The CharacterTextSplitter class provides these primary methods:

Method Description
split_text(text: str) -> List[str] Split a single text string into chunks
split_documents(documents: List[Document]) -> List[Document] Split multiple Document objects
split_document(document: Document) -> List[Document] Split a single Document object
create_documents(texts: List[str], metadatas: List[Dict] = None) -> List[Document] Create Document objects from texts

Working with Document Objects

When splitting Document objects, important points to note:

  1. The original document's metadata is preserved in each chunk
  2. Each chunk gets a unique ID (based on the original ID with a suffix)
  3. Additional metadata is added to track the chunk's position and content:
  4. chunk_index: The position of the chunk in the sequence
  5. start_index: The character position in the original text where the chunk starts

Example: Processing Large Documents for RAG

@agent.processor(clz=PrepareForRAGRequest, depends_on=["text_splitter", "vectorstore"])
def prepare_for_rag(self, ctx: agent.ProcessContext, text_splitter: CharacterTextSplitter, vectorstore: VectorStore):
    # Convert input text to a Document
    document = Document(
        id=f"doc-{uuid.uuid4()}",
        text=ctx.payload.text,
        metadata={
            "source": ctx.payload.source,
            "author": ctx.payload.author,
            "date": ctx.payload.date
        }
    )

    # Split into manageable chunks
    chunks = text_splitter.split_document(document)

    # Store chunks in vector database for later retrieval
    result = vectorstore.upsert(chunks)

    ctx.send_dict({
        "processed": True,
        "document_id": document.id,
        "chunk_count": len(chunks),
        "success_count": len(result.succeeded),
        "failed_count": len(result.failed)
    })

Custom Separators

You can use different separators with varying priorities:

DependencySpec(
    class_name="rustic_ai.langchain.agent_ext.text_splitter.character_splitter.CharacterSplitterResolver",
    properties={
        "separator": ["\n\n", "\n", ". ", ", "],  # Try these separators in order
        "chunk_size": 800,
        "chunk_overlap": 150
    }
)

With this configuration, the splitter will: 1. First try to split on blank lines ("\n\n") 2. If chunks are still too large, split on newlines ("\n") 3. If still too large, split on sentence endings (.) 4. If still too large, split on commas (,)

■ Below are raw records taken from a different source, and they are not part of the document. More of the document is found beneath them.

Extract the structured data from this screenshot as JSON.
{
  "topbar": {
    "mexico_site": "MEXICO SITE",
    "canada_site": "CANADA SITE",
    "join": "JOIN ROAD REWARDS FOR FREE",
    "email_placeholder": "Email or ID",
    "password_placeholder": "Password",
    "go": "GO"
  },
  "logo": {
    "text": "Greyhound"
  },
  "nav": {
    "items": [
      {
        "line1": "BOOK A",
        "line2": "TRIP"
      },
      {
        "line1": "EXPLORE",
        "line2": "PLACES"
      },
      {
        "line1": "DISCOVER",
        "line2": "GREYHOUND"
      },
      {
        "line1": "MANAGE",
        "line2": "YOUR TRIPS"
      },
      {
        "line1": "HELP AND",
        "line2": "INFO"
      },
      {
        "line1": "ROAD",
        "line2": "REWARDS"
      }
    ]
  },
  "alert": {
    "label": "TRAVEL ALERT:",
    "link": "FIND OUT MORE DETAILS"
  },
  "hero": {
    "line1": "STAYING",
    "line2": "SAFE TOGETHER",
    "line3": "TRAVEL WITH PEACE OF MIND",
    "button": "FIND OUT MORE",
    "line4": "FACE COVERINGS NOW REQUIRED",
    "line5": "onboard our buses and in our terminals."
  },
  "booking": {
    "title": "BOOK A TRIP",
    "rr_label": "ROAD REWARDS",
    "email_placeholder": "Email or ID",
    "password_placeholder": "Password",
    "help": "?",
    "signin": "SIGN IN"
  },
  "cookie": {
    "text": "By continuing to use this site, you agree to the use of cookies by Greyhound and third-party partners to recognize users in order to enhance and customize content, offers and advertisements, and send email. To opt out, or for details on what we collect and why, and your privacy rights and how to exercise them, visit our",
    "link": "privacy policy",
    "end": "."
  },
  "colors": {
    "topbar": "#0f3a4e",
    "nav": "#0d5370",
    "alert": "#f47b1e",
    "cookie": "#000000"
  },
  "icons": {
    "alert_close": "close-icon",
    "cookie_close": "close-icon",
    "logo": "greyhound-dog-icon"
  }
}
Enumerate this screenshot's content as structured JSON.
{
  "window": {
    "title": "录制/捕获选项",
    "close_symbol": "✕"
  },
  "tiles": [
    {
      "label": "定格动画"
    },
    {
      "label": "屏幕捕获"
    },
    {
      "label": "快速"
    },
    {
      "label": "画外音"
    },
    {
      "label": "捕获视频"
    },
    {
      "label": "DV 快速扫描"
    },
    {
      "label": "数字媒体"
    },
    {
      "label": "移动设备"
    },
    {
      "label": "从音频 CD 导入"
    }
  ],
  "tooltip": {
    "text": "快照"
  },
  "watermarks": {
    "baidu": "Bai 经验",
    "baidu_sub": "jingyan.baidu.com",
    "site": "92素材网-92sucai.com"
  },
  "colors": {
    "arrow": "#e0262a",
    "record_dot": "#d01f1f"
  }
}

When to Use Character Splitting

Character splitting works well when:

  • Documents have natural separators (paragraphs, lines, etc.)
  • You need simple, fast splitting without complex logic
  • Text is relatively well-structured

For more complex splitting needs involving recursive separators or language-aware splitting, consider using RecursiveSplitterResolver.